We used to have a recreational basement—you know, full of all our old cruddy furniture, a TV, and a big untouchable space in the corner that was going to be for a pool table when we could afford it in some distant Star Trek-like future. Then the basement gets this toxic mold, and we have to seal it off from the rest of the house, on account of the mold might escape and cause cancer, or brain damage, or take over the world. Even after the mold was cleaned out, my parents treated the basement like a radiation zone, uninhabitable for three generations.

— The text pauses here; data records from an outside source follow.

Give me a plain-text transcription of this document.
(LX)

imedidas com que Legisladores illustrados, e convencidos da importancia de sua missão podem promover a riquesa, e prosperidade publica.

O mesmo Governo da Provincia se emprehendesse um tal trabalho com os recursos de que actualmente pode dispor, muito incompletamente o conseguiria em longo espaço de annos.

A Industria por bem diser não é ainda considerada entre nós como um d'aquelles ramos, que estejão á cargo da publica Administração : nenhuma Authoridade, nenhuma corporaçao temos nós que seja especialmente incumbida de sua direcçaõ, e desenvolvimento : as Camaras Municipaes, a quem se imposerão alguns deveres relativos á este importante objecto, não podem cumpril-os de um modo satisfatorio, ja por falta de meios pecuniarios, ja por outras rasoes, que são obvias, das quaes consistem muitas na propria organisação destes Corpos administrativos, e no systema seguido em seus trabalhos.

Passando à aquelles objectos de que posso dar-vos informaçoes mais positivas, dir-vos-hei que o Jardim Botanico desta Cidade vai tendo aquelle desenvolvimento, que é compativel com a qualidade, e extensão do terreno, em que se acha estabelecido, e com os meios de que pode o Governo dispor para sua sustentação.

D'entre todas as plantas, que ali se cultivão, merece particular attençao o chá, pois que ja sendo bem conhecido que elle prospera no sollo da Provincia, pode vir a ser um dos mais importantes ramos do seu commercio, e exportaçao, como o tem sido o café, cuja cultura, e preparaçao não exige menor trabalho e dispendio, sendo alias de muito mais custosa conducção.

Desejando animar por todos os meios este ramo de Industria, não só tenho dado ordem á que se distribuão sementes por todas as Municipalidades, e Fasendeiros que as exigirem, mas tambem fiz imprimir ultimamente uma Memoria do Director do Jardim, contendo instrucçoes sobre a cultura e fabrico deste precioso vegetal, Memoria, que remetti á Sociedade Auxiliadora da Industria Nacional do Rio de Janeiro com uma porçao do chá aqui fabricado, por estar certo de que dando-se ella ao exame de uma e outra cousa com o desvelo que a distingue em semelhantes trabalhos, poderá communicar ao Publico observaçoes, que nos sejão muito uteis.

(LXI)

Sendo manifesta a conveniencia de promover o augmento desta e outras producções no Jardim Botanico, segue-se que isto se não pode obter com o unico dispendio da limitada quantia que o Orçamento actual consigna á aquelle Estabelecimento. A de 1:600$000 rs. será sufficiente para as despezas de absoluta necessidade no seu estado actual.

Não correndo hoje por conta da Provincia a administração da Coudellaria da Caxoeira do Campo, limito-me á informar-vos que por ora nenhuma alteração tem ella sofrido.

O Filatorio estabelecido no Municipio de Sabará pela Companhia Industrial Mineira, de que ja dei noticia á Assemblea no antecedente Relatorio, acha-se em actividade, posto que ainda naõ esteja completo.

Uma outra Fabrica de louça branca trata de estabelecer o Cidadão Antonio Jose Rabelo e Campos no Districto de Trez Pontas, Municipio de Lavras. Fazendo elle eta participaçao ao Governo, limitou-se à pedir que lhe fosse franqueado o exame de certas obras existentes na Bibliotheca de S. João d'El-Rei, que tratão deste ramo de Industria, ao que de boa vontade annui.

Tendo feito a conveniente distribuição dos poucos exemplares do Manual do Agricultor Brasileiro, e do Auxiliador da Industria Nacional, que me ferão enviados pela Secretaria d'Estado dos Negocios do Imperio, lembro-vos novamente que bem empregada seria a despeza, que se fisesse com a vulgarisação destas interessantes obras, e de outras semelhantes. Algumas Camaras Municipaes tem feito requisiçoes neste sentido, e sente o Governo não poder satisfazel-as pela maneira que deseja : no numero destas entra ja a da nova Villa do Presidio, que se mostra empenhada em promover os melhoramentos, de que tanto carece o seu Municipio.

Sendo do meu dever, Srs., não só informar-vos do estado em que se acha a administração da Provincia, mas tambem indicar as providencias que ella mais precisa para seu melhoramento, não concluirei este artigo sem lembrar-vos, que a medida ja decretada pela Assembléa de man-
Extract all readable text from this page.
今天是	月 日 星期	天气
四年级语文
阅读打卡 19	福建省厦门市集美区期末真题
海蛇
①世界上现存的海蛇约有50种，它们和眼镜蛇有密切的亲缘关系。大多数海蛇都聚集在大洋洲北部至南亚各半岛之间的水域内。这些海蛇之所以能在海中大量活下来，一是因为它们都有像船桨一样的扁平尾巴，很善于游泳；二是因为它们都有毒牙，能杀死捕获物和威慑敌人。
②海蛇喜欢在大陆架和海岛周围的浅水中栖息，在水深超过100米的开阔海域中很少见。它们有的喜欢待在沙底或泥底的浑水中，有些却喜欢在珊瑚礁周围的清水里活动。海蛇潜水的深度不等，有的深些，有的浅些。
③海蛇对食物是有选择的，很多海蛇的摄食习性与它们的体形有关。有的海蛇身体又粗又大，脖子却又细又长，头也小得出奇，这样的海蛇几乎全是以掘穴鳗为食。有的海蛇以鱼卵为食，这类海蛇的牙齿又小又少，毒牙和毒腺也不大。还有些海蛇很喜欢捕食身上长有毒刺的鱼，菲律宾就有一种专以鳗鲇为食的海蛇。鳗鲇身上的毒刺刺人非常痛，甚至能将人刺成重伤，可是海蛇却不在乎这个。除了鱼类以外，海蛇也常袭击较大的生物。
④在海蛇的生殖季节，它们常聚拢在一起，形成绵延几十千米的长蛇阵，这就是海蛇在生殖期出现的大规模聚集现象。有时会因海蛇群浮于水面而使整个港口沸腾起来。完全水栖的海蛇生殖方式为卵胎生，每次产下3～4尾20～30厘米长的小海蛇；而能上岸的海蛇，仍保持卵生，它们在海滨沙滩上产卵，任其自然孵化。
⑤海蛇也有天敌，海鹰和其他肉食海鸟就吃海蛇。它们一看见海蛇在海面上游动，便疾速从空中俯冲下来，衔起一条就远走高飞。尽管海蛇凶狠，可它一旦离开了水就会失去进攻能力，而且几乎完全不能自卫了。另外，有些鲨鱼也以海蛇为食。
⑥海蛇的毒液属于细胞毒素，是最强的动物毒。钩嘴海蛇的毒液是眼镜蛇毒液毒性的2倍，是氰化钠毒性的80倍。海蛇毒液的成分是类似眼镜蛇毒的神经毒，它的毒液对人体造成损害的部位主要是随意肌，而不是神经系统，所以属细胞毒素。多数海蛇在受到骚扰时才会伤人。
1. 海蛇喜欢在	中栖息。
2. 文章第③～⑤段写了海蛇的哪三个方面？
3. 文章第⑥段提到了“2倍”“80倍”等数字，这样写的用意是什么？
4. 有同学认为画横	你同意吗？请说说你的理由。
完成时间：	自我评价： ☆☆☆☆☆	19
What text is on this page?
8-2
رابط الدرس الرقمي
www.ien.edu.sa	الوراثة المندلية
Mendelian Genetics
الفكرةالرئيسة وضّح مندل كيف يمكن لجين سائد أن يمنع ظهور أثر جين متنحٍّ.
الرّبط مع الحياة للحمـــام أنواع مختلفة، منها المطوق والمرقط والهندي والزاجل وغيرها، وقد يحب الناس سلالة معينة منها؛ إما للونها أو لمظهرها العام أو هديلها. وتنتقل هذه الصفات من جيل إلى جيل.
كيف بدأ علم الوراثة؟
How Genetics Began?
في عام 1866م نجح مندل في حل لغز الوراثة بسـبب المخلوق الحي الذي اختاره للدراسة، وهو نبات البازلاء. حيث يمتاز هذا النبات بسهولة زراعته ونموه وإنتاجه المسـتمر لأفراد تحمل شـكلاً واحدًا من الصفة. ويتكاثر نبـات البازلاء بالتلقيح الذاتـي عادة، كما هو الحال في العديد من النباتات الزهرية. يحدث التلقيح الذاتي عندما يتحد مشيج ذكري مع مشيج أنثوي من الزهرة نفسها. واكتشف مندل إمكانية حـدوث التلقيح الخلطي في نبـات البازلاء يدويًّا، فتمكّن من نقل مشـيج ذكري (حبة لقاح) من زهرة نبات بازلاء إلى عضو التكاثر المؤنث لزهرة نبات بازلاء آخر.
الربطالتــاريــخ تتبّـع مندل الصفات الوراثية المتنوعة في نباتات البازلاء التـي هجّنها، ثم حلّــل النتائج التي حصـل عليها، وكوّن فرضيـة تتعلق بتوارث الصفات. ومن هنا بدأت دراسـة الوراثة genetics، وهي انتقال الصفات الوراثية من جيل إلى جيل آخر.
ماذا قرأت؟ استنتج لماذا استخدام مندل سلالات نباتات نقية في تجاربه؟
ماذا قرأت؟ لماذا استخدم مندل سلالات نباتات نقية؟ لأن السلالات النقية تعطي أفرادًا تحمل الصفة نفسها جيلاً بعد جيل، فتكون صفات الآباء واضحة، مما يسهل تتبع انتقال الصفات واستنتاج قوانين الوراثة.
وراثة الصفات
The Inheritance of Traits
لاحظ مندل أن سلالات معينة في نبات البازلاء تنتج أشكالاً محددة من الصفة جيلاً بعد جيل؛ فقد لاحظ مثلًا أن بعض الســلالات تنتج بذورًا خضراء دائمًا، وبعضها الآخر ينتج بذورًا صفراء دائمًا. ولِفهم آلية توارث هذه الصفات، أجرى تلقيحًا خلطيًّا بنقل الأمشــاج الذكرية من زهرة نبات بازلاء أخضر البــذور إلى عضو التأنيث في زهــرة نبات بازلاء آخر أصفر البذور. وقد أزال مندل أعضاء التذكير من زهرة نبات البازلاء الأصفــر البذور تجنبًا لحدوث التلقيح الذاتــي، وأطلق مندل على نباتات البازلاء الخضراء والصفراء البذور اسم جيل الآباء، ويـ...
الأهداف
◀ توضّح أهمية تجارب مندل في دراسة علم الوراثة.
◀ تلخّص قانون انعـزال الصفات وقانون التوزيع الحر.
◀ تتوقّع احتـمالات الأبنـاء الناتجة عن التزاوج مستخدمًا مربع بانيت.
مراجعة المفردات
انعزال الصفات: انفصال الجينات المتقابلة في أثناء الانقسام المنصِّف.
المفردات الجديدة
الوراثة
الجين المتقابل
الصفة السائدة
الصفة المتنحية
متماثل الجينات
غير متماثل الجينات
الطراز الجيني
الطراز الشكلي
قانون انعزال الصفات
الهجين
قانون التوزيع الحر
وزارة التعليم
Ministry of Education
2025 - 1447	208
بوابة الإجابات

So now we have a recreational attic, full of new old furniture, and space maybe for a Monopoly board instead of a pool table.

Anyway, Howie, Ira, and I were watching football that Thanksgiving morning, switching to the parade during commercials to make fun of the marching bands.

“Ooh! Ooh! Look at this one!” said Ira, with an expression that was a weird mix of joy and horror at the same time.

To the band’s credit, they were playing an impressive rendition of “(I Can’t Get No) Satisfaction,” but anything cool about it was ruined by their pink-and-orange uniforms. Howie shakes his head. “As long as they dress like that, they’re never getting any satisfaction.”

“Antsy, don’t you have a shirt like that?” asks Ira. My name’s actually Anthony, but people have called me Antsy for so long, I oughta get it legally changed. I like it because there are so many Anthonys in the neighborhood, if some mother calls the name out a window, the stampede stops traffic. I’m the only Antsy, though—except for this one time a kid tried to steal it and call himself Antsy, so I had to start writing my name “Antsy®,” and I threatened to punch him out for identity theft.

So anyway, about the shirt, although I hate to admit it, yeah, I do have a shirt in orange and pink, although it was a different shade of pink.